Beyond the main screening program, the festival’s more experimental, immersive, VR and AR sidebar DOK Neuland has also been expanded this year, with digital artworks and installations now scattered across four different locations around the city. A hotly anticipated highlight of this program is Nothing Can Ever Be The Same by Gary Hustwit and Brendan Dawes, which began life at the Venice Biennale as a 168-hour “generative” audio-visual collage drawing on the video archive and creative methods of veteran avant-rock composer Brian Eno.
Hustwit later distilled this material into his innovative shape-shifting biographical documentary Eno, which premiered at Sundance in January.
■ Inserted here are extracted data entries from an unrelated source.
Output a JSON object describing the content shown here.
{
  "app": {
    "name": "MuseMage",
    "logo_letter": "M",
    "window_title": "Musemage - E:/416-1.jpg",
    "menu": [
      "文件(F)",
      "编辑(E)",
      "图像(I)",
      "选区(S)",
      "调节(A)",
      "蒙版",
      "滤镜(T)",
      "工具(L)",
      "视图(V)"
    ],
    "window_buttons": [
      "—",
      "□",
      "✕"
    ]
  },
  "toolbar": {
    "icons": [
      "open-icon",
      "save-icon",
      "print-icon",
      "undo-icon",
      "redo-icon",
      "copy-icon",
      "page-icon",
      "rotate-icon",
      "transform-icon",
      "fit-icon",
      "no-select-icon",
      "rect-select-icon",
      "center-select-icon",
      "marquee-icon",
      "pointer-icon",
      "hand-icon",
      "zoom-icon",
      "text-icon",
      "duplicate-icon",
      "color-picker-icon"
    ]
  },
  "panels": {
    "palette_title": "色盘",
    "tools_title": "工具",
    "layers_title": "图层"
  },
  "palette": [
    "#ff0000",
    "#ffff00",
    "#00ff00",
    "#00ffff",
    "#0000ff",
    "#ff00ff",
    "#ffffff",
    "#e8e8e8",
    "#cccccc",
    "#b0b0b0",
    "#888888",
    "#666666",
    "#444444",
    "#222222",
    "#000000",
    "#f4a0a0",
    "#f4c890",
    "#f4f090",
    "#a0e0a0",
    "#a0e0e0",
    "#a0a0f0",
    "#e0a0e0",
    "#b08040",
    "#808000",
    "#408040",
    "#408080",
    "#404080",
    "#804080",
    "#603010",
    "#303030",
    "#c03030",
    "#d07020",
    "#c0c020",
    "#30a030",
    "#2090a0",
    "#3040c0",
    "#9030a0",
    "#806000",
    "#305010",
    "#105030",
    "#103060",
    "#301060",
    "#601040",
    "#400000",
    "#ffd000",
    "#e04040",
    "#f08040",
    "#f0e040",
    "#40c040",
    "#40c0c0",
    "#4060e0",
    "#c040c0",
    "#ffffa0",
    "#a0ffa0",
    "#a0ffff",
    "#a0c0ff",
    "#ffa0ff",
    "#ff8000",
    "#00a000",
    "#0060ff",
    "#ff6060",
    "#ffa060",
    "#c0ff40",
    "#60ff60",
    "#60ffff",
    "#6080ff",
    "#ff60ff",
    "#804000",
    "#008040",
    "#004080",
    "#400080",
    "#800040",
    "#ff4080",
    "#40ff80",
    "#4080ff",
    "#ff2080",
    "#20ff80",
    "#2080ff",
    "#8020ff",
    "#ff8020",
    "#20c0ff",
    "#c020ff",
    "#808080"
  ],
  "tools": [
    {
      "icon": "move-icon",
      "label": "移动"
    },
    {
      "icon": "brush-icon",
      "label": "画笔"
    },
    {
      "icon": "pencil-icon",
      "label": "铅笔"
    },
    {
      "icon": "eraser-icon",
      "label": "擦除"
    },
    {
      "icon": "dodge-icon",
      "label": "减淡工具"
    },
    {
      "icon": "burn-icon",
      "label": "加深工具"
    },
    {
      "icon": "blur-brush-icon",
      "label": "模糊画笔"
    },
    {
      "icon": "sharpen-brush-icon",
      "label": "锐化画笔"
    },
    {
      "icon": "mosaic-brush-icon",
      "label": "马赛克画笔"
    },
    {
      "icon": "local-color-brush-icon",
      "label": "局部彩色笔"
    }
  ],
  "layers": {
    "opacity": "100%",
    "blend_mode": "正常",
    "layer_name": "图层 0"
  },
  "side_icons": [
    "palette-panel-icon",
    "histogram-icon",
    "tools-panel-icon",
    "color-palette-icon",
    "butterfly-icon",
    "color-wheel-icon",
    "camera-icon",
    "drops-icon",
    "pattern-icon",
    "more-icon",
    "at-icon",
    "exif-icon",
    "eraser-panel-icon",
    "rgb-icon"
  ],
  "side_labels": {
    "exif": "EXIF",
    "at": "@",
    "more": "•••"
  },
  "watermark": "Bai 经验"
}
But now a newly condensed remix of the original sense-swamping artwork will be screening in an art gallery in Leipzig’s southern suburbs all this week, slimmed down to a relatively modest six-hour runtime. A lively crossroads between pop and politics, art and activism, debate and dissent, DOK Leipzig is always one of the most stimulating events in the film festival calendar. A week of blazing autumn colours and sparky critical voices, both on screen and off, lies ahead.